Washingtonians’ medical debt will not be included in their credit reports, under a bill that Gov. Bob Ferguson signed into law on Tuesday.
Having medical debt can create a spiraling effect and prevent people from getting approved for car or home loans or apartment rentals. Medical debt can also cause providers to deny services to patients with outstanding bills or dissuade people from seeking care.
Senate Bill 5480, sponsored by Sen. Marcus Riccelli, D-Spokane, intends to mirror efforts at the federal level that have been thrown into question. It will prohibit collection agencies from reporting overdue medical debt to credit agencies. The bill will take effect on July 27.
In January, the Biden administration finalized a similar federal rule before President Donald Trump took office. It was set to take effect in March, but it is currently on pause by the Trump administration and faces legal challenges.
The new state law is intended to help people like Christopher Raymond, who was diagnosed with stage 2 Hodgkin lymphoma at age 16.
To get the treatment Raymond needed to survive, his dad was forced to retire and cash out his pension, which amounted to $60,000.
Originally from Everett, Raymond’s family moved to California so he could receive the treatment he needed, which lasted two years and required a stem cell transplant, which was not covered by his dad’s insurance. The move made him eligible for Medi-Cal, California’s Medicaid program, which covered his treatments.
Despite the coverage, he and his family faced extreme hardships and had trouble paying for necessities such as food and utilities.
“There was a point where it got really bad that I was eating those quarter chicken legs you would get from the grocery store and it would be my only meal I could have for the day,” Raymond said.
Raymond is now 28 and has been cancer-free for the past 10 years, but says his family could’ve been pushed into extreme debt for his treatments, which cost upward of $6 million before accounting for insurance payments.

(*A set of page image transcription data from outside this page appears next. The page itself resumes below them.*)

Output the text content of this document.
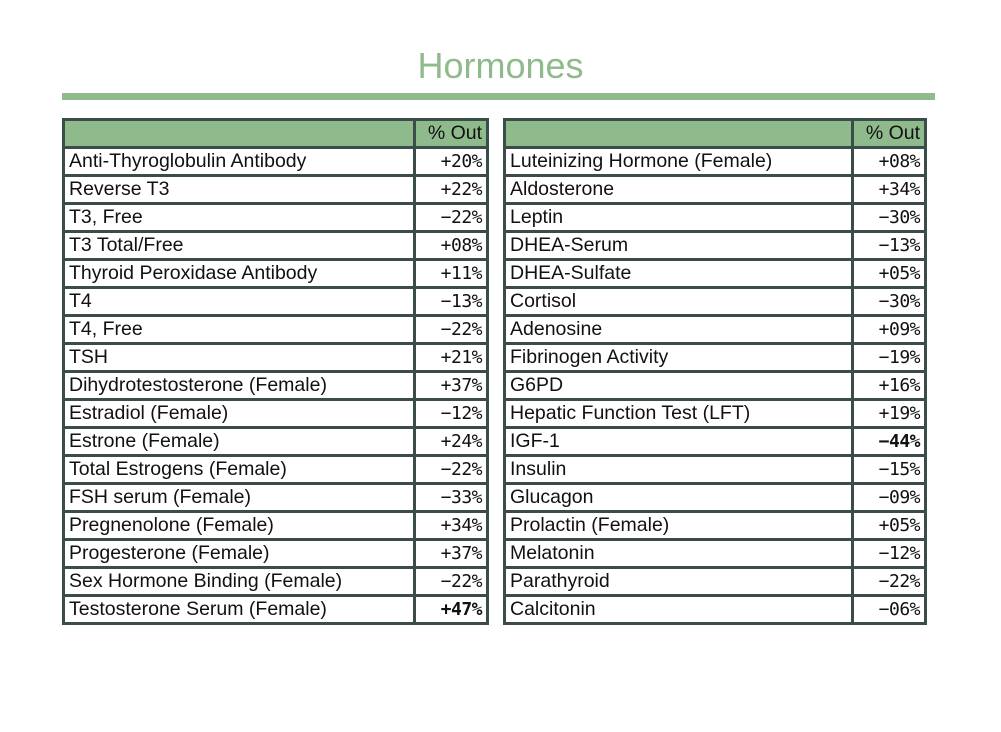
Hormones
	% Out
Anti-Thyroglobulin Antibody	+20%
Reverse T3	+22%
T3, Free	−22%
T3 Total/Free	+08%
Thyroid Peroxidase Antibody	+11%
T4	−13%
T4, Free	−22%
TSH	+21%
Dihydrotestosterone (Female)	+37%
Estradiol (Female)	−12%
Estrone (Female)	+24%
Total Estrogens (Female)	−22%
FSH serum (Female)	−33%
Pregnenolone (Female)	+34%
Progesterone (Female)	+37%
Sex Hormone Binding (Female)	−22%
Testosterone Serum (Female)	+47%
	% Out
Luteinizing Hormone (Female)	+08%
Aldosterone	+34%
Leptin	−30%
DHEA-Serum	−13%
DHEA-Sulfate	+05%
Cortisol	−30%
Adenosine	+09%
Fibrinogen Activity	−19%
G6PD	+16%
Hepatic Function Test (LFT)	+19%
IGF-1	−44%
Insulin	−15%
Glucagon	−09%
Prolactin (Female)	+05%
Melatonin	−12%
Parathyroid	−22%
Calcitonin	−06%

“I shouldn’t be punished for having cancer,” Raymond said.
His experience is shared by many who have undergone similar health issues.
When this happens, people might stop or delay treatments because they can’t afford them or because their insurance companies don’t approve the care. People, at times, also lose everything they own to continue their treatments, or they end up dying of cancer.
Roughly six in 10 Washington adults say they could not pay an unexpected $500 medical bill, and about 30% say they live in a household with medical debt, even with health insurance, according to a report done by the Northwest Health Law Advocates.
Audrey Miller García, government relations director at the American Cancer Society, explained that families can still have to pay debt they accrued from treatments if their child dies of cancer.
Even when someone survives cancer, they may still need treatment for the rest of their lives. These follow-up treatments are expensive, and depending on the insurance coverage a person has, the care can land them in thousands of dollars worth of debt.
Raymond still gets billed.
“My lifelong care after cancer is always going to be met with more insurance bills,” he said.
He says he’s been due for a CT scan for over six years, but is worried about going into debt because he cannot afford the scan even after his co-pay.
“You shouldn’t be punished for having cancer, you should get through it and be able to not worry about having to live, because it’s not enough to just survive, you need to live too,” Raymond said.